Being one of only two African-American students in HHS’ first class of graduates, Durden said, initially, conducting clinicals were difficult for her because of the mostly-Spanish language barrier serving people in the Imperial Valley, she was able to work past it once they realized she speaks Spanish.
Durden said she felt HHS, and particularly its president’s way of teaching, really prepared her to pass the NCLEX on her first try.
“I told Jeffery I was going to pass the first time; I went in thinking I was going to pass and I prayed,” Durden told IVP via telephone. “I felt like when I got to the test everything on the test was what Jeffrey taught in class, so I felt prepared. I was very excited and nervous, but I felt prepared.”
Durden said her next step is finding work in “a healthy work environment, not just pay” but “somewhere I can grow, learn properly, and gives you proper orientation.” She is looking to work for a year “and then bridge into an RN program.” She ultimately wants to earn a master’s agree, she said.
“What I would say it is so special about (HHS) is the importance they place on family,” Durden said. “(Jeffrey) never makes you feel bad about being a mom first, and that I really appreciate.”
“Everybody was very encouraging, all my classmates … had each other’s backs,” Durden said. “I felt comfortable going to my classmates and asking questions. It’s a very strong bond you have with your nursing school classmates.”
“We just keep them motivated,” Maria Gomez, a fundamentals in nursing and clinicals instructor at HHS, said.
Gomez, who has been a nurse for over a decade and received her training at Imperial Valley College before later working for the Chans in home health and now at HHS as a teacher, said she shares from her personal struggles in life on her road to becoming a nurse to help motivate her students.
“Of course they’re not going to be exactly in your shoes, but it’s something personal you want to transmit to your students, like my mother did for me,” Gomez said, who herself was a teen mother.
It seems that second family-type bond is something that sets Honor Health Sciences apart from other schools.
“Jeffrey really motivated us and pushed us,” Aguirre said. “It’s like a family.”
“I think it’s not only me – it’s every single teacher here, they have that same concern for our students,” Jeffrey Chan said, noting that the HHS staff always consorts with each other to aide in student achievement. “We know them personally; we know what they’re going through, so a lot of time we have one on one discussion.
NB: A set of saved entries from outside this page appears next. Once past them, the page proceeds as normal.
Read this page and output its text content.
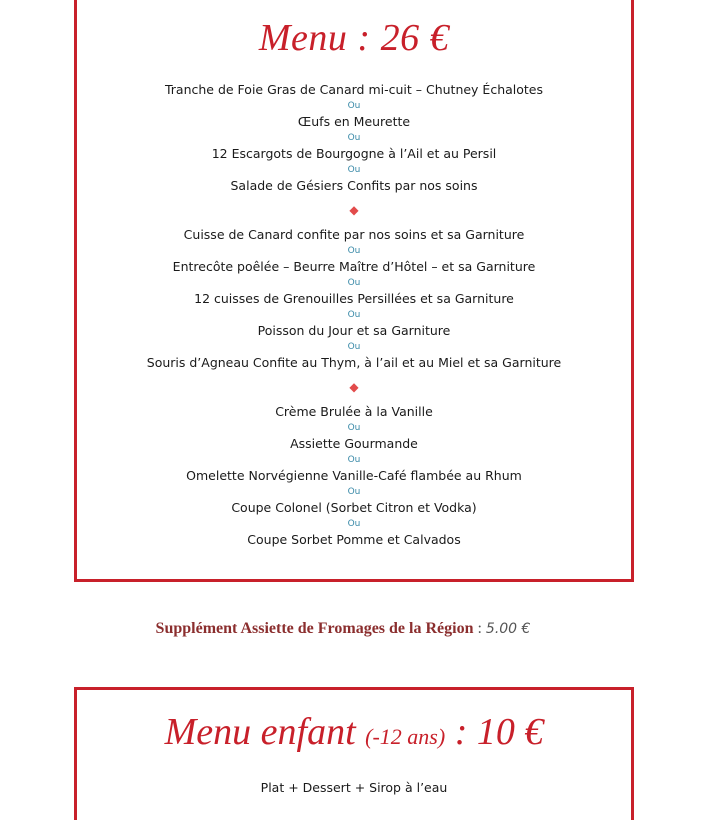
Menu : 26 €
Tranche de Foie Gras de Canard mi-cuit – Chutney Échalotes
Ou
Œufs en Meurette
Ou
12 Escargots de Bourgogne à l’Ail et au Persil
Ou
Salade de Gésiers Confits par nos soins
◆
Cuisse de Canard confite par nos soins et sa Garniture
Ou
Entrecôte poêlée – Beurre Maître d’Hôtel – et sa Garniture
Ou
12 cuisses de Grenouilles Persillées et sa Garniture
Ou
Poisson du Jour et sa Garniture
Ou
Souris d’Agneau Confite au Thym, à l’ail et au Miel et sa Garniture
◆
Crème Brulée à la Vanille
Ou
Assiette Gourmande
Ou
Omelette Norvégienne Vanille-Café flambée au Rhum
Ou
Coupe Colonel (Sorbet Citron et Vodka)
Ou
Coupe Sorbet Pomme et Calvados
Supplément Assiette de Fromages de la Région : 5.00 €
Menu enfant (-12 ans) : 10 €
Plat + Dessert + Sirop à l’eau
I’m also a guidance counselor, a psychologist…,” he joked.
“You want all of them to succeed but in the end this is a course with an exam, and we have to push them. Even though the motivation is so hard to do, we keep pushing, pushing, pushing, because no one else will. All we can do is push them and pray for them.”
Jaymee Chan said the school will continue to prepare the remainder of their first-year graduates to test in the second and third quarters.
The Chans said they hope local health care facilities will continue to be open to accepting their HHS students for their clinicals, thanking the local hospitals and doctors by name.
“We are nervous for them, we pray for them; they give it their best and God will do the rest,” Jeffrey Chan said. “And we’re happy for them,” he said of their students.